I've got this thing working pretty ok, but one thing bugging me is that it outputs the MIDI in omni mode. I was living with it, but now I'm realizing that instead of upgrading to a bigger MIDI interface I might be able to just send my keyboard's midi to the MIDI IN, and use the "merge" mode to include it in the output from MIDI OUT. I think that if I were to do that, then I would need the drums on one channel and the keyboard on another channel. So therefore omni mode is no good. 

The manual says nothing about omni mode, and the reference manual mentions that there are four modes... one with omni and polyphony, one with omni and monophony, and then the same for omni off (polyphonic vs. monophonic). So I'm kinda clueless... I know I need to set it to mode 3 or 4, but I dunno how to change that setting. 

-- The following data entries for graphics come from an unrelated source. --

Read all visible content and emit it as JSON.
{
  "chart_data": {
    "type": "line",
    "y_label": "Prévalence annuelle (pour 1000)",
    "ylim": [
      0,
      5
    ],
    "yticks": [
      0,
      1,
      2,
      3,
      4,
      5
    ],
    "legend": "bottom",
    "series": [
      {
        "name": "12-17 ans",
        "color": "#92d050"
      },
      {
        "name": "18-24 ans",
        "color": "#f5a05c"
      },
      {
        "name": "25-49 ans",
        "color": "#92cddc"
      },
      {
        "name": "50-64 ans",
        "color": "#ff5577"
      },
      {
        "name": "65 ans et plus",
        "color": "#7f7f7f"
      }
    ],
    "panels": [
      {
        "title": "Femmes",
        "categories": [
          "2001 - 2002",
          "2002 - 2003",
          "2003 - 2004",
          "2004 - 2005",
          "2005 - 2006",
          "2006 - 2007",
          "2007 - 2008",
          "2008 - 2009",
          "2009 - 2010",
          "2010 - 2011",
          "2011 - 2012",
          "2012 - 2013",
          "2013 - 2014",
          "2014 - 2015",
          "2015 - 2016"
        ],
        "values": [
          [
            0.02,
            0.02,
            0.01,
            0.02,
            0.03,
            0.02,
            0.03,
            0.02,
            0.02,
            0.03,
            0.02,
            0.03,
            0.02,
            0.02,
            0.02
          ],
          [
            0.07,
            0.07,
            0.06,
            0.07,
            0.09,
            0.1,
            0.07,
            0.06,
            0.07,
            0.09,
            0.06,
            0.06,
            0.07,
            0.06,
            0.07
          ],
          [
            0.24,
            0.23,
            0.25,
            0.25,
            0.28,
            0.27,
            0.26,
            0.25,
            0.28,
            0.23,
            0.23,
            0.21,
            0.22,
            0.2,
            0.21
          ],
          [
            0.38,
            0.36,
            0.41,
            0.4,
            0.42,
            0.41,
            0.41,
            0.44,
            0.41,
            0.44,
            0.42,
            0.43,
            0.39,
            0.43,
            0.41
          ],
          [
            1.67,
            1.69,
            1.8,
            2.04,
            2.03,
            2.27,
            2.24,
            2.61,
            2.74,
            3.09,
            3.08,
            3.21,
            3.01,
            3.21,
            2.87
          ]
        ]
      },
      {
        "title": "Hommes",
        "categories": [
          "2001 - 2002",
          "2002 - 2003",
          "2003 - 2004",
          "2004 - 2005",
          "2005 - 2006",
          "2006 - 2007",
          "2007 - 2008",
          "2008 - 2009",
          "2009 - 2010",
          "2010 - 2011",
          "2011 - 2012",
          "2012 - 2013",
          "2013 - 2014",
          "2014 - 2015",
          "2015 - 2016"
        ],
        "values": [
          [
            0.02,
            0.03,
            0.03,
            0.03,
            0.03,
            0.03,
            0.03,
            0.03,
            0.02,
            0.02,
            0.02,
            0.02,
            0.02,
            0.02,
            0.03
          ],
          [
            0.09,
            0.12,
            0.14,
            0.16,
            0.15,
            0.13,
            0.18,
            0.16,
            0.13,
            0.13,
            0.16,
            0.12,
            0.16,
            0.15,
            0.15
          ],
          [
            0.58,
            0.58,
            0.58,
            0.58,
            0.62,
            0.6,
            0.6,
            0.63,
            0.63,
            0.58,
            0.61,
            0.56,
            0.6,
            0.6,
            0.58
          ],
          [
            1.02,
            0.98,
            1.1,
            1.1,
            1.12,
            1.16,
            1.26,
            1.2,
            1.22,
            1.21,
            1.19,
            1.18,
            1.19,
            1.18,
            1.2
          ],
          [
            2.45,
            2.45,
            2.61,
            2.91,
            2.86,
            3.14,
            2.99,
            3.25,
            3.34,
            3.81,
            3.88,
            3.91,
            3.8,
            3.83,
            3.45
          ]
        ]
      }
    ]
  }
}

If I figure this out I get to save $70 and you will have my gratitude.


----------



## Overtone (Jan 3, 2015)

I found how to change the channel for each voice, which is a little more tedious but will probably work. When I get home I'll change the settings on a patch and try it out... Drums on channel 1, keyboard set to output on channel 2. Keyboard>Midi In>Midi out. Will let you guys know how it goes.


----------



## Overtone (Jan 3, 2015)

So it turns out all the voices from the drums are sending output on channel 10. The module does pass through the midi from the keyboard along channel 1. Within Kontakt it's really simple... setting the input to channel 10 means that only the drums will trigger notes in Kontakt's drum sampler. But with Logic's built in MIDI instruments I'm having a problem. They seem to be set to omni mode by default with no simple way to change that. So when I play the drums, I only hear drums. But when I try to control a logic instrument (such as the electric piano) it'll trigger whether I'm playing the keyboard or the drums. I'm sure there is a workaround, but it's the first time I've been truly disappointed by Logic's setup.


----------



## Overtone (Jan 4, 2015)

Ok, if you change the MIDI Channel in the info panel for the Logic instrument it doesn't initially do anything. But if you hit record and stop recording (you might have to actually play something too) then it basically assigns the controller to that instrument from then on. I've saved and reopened the file and it's still working right (drums don't trigger the synth any more).

Edit: but if you have the synth track selected the drums will still play the synth. So make sure you have another channel strip active.
Edit edit: You also have to select "Auto demix blah blah blah" in Record Settings. But after you do that you won't be able to control 2 NI instruments at once using two different controllers. But you can switch back and forth if you're only doing two instruments. I think the 4x4 MIDI router is gonna have to go back. Anyway, enough of this thread (unless someone wants to help me out) I'm just updating in case someone searches it later on.


----------